In most jurisdictions, the concept of a bad faith cause of action against an insurer is recognized. However, the standard and tests for bad faith vary by state. In California, the "unreasonableness" standard for bad faith is widely recognized, but the standard is high. If there’s no breach of contract cause of action, then very plainly put, there is no bad faith cause of action to be litigated.

As each State’s bad faith laws have evolved, it is very interesting to see that the law in Hawaii, although influenced by the case law in California, has evolved very differently. In a past blog, I talked about the recent June 7, 2013 Hawaii court decision wherein the supreme court of Hawaii ruled a Plaintiff could have a bad faith cause of action against an insurer completely independent and separate from a breach of contract cause of action.1 That means in Hawaii, potentially, a plaintiff may have a bad faith finding against an insurer even if there is not breach of the actual contract of the policy of insurance.
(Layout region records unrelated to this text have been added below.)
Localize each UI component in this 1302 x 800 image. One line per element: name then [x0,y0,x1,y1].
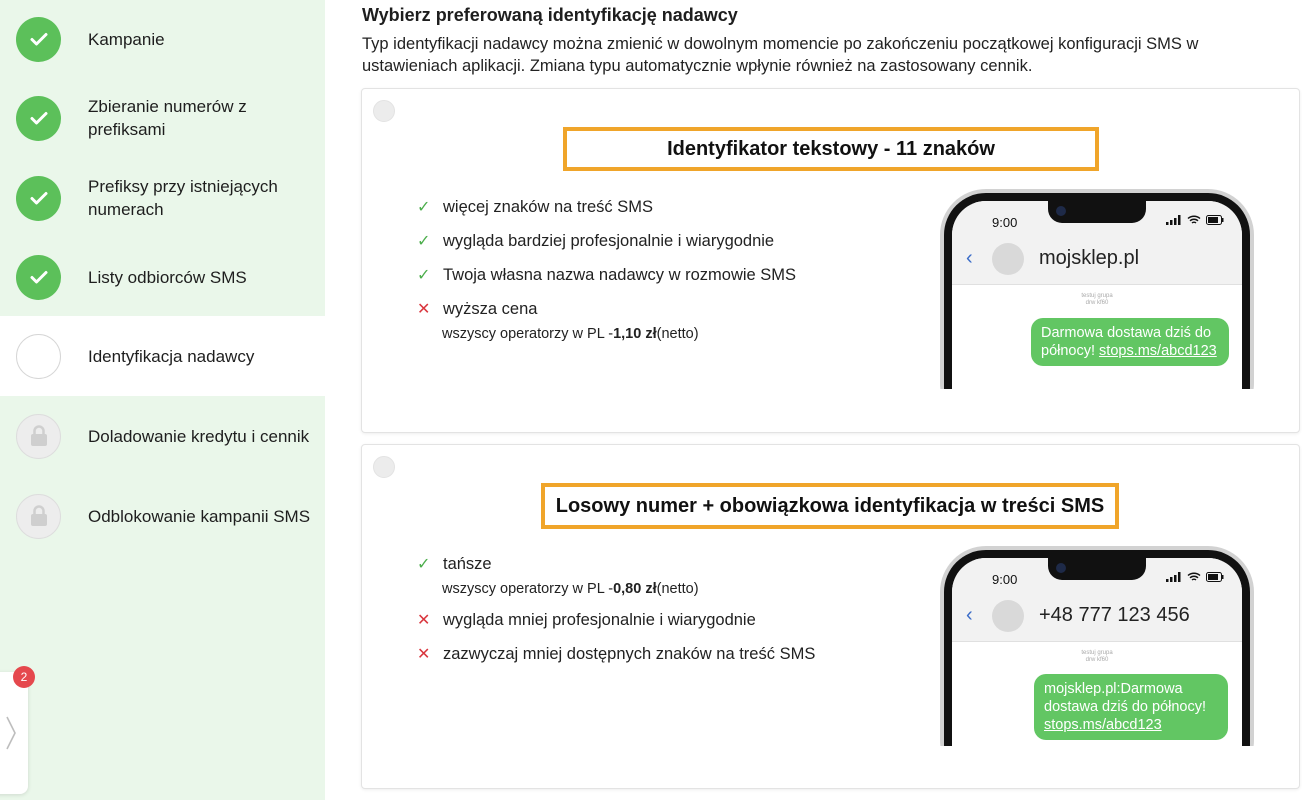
sender-name: mojsklep.pl [1039,247,1140,269]
step-label: Zbieranie numerów z prefiksami [88,97,247,139]
expand-panel-button[interactable] [0,672,28,794]
feature-pro: ✓ wygląda bardziej profesjonalnie i wiarygodnie [417,231,775,250]
phone-preview [940,546,1254,746]
feature-con: ✕ wygląda mniej profesjonalnie i wiarygodnie [417,610,756,629]
feature-pro: ✓ Twoja własna nazwa nadawcy w rozmowie SMS [417,265,797,284]
feature-pro: ✓ więcej znaków na treść SMS [417,197,653,216]
check-icon [16,176,61,221]
step-zbieranie-numerow[interactable] [0,78,325,158]
feature-con: ✕ wyższa cena [417,299,538,318]
chevron-right-icon [5,713,17,753]
contact-avatar [992,600,1024,632]
contact-avatar [992,243,1024,275]
cross-icon: ✕ [417,646,431,663]
sms-link: stops.ms/abcd123 [1044,717,1162,733]
step-identyfikacja-nadawcy[interactable] [0,316,325,396]
battery-icon [1206,572,1224,582]
page-title: Wybierz preferowaną identyfikację nadawcy [362,5,738,25]
phone-screen: 9:00 ‹ mojsklep.pl testuj grupa drw kf60 Darmowa dostawa dziś do północy! stops.ms/abcd123 [952,201,1242,389]
step-label: Kampanie [88,29,165,49]
battery-icon [1206,215,1224,225]
sms-link: stops.ms/abcd123 [1099,343,1217,359]
page-description: Typ identyfikacji nadawcy można zmienić w dowolnym momencie po zakończeniu początkowej konfiguracji SMS w ustawieniach aplikacji. Zmiana typu automatycznie wpłynie również na zastosowany cennik. [362,35,1199,75]
step-doladowanie-kredytu[interactable] [0,396,325,476]
lock-icon [16,494,61,539]
setup-steps-sidebar [0,0,325,800]
checkmark-icon: ✓ [417,267,431,284]
feature-list [417,190,796,348]
option-card-random-number[interactable] [361,444,1300,789]
empty-circle-icon [16,334,61,379]
sms-bubble: Darmowa dostawa dziś do północy! stops.ms/abcd123 [1031,318,1229,366]
step-listy-odbiorcow[interactable] [0,238,325,316]
cross-icon: ✕ [417,301,431,318]
step-label: Odblokowanie kampanii SMS [88,506,311,526]
notification-badge: 2 [13,666,35,688]
wifi-icon [1187,215,1201,225]
feature-con: ✕ zazwyczaj mniej dostępnych znaków na treść SMS [417,644,816,663]
wifi-icon [1187,572,1201,582]
step-label: Identyfikacja nadawcy [88,346,255,366]
checkmark-icon: ✓ [417,199,431,216]
check-icon [16,96,61,141]
signal-icon [1166,572,1182,582]
check-icon [16,17,61,62]
phone-time: 9:00 [992,215,1018,230]
step-odblokowanie-kampanii[interactable] [0,476,325,556]
step-label: Listy odbiorców SMS [88,267,247,287]
step-kampanie[interactable] [0,0,325,78]
price-info: wszyscy operatorzy w PL - 0,80 zł (netto) [442,581,699,597]
phone-time: 9:00 [992,572,1018,587]
option-radio[interactable] [373,100,395,122]
camera-icon [1056,206,1066,216]
step-label: Prefiksy przy istniejących numerach [88,177,278,219]
option-title: Losowy numer + obowiązkowa identyfikacja w treści SMS [541,483,1119,529]
feature-pro: ✓ tańsze [417,554,492,573]
phone-screen: 9:00 ‹ +48 777 123 456 testuj grupa drw kf60 mojsklep.pl:Darmowa dostawa dziś do północy! stops.ms/abcd123 [952,558,1242,746]
camera-icon [1056,563,1066,573]
sms-bubble: mojsklep.pl:Darmowa dostawa dziś do północy! stops.ms/abcd123 [1034,674,1228,740]
phone-preview [940,189,1254,389]
lock-icon [16,414,61,459]
price-info: wszyscy operatorzy w PL - 1,10 zł (netto) [442,326,699,342]
option-radio[interactable] [373,456,395,478]
check-icon [16,255,61,300]
sender-number: +48 777 123 456 [1039,604,1190,626]
step-label: Doladowanie kredytu i cennik [88,426,310,446]
option-title: Identyfikator tekstowy - 11 znaków [563,127,1099,171]
option-card-text-sender[interactable] [361,88,1300,433]
cross-icon: ✕ [417,612,431,629]
checkmark-icon: ✓ [417,556,431,573]
back-chevron-icon: ‹ [966,604,973,626]
feature-list [417,547,815,671]
checkmark-icon: ✓ [417,233,431,250]
step-prefiksy[interactable] [0,158,325,238]
signal-icon [1166,215,1182,225]
back-chevron-icon: ‹ [966,247,973,269]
When looking at the evolution of cases and how we got to the Willis v. Swain ruling in June 2013, it’s important to look at the evolving case law of Hawaii’s past. A seminal case to look at is Guajardo v. AIG Hawaii Insurance Company.2 In Guajardo, an uninsured motorist case, the court of appeals outlined that the reasonableness standard for a bad faith cause of action was quite low. In fact, the court held "reasonableness can only constitute a question of law suitable for summary judgment when the facts are undisputed and not fairly susceptible of divergent inference because where, upon all the evidence, but one inference may reasonably be drawn, there is no issue for the jury."3

Essentially, the Guajardo appellate court indicates review of a trial court dismissal of the bad faith cause of action on summary judgment, that the reasonableness standard used to weigh a bad faith cause of action is a low standard and a finding of no genuine issue as to any material fact is very difficult. The appellate court interprets that it is not very likely that looking at this low reasonableness standard that a trial court can make a finding that there is no genuine issue as to material fact. Thus, a bad faith cause of action must survive summary judgment and be heard by a jury.
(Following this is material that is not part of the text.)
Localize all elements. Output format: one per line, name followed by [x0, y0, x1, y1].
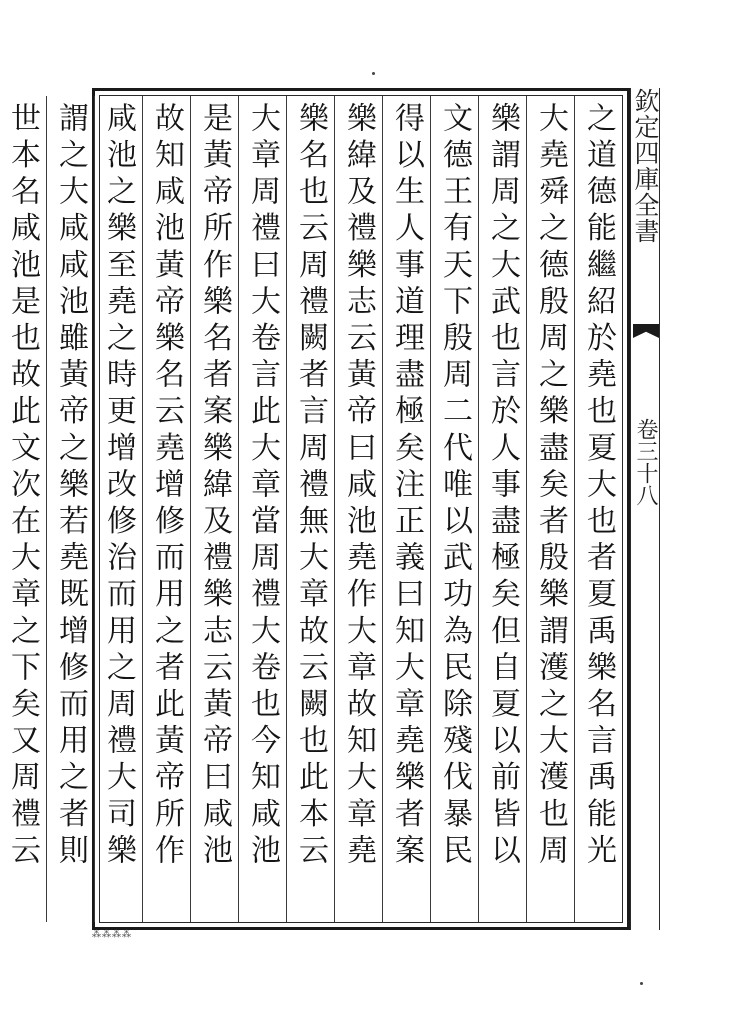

As Hawaii’s case law on bad faith continues to evolve, it is incredibly fortunate that the ideas of consumer protection, and protection of an insured when dealing with their own carrier, is a priority. With appellate decisions such as Guajardo, the actions of an insurer can be adjudicated in front of a jury to denote the acceptability and reasonableness of the insurer’s actions.

1 Willis v. Swain, 129 Haw. 478, 304 P.3d 619 (2013).
2 Guajardo v. AIG Hawaii Insurance Company, Inc., 118 Hawai`i 196, 206, 187 P.3d 580, 590 (2008).
3 Courbat v. Dahara Ranch, Inc., 111 Hawaii 254, 263, 141 P.3d 427, 436 (2006) (quoting Amfac, Inc. v. Waikiki Beachcomber Inv. Co., 74 Haw. 85, 108).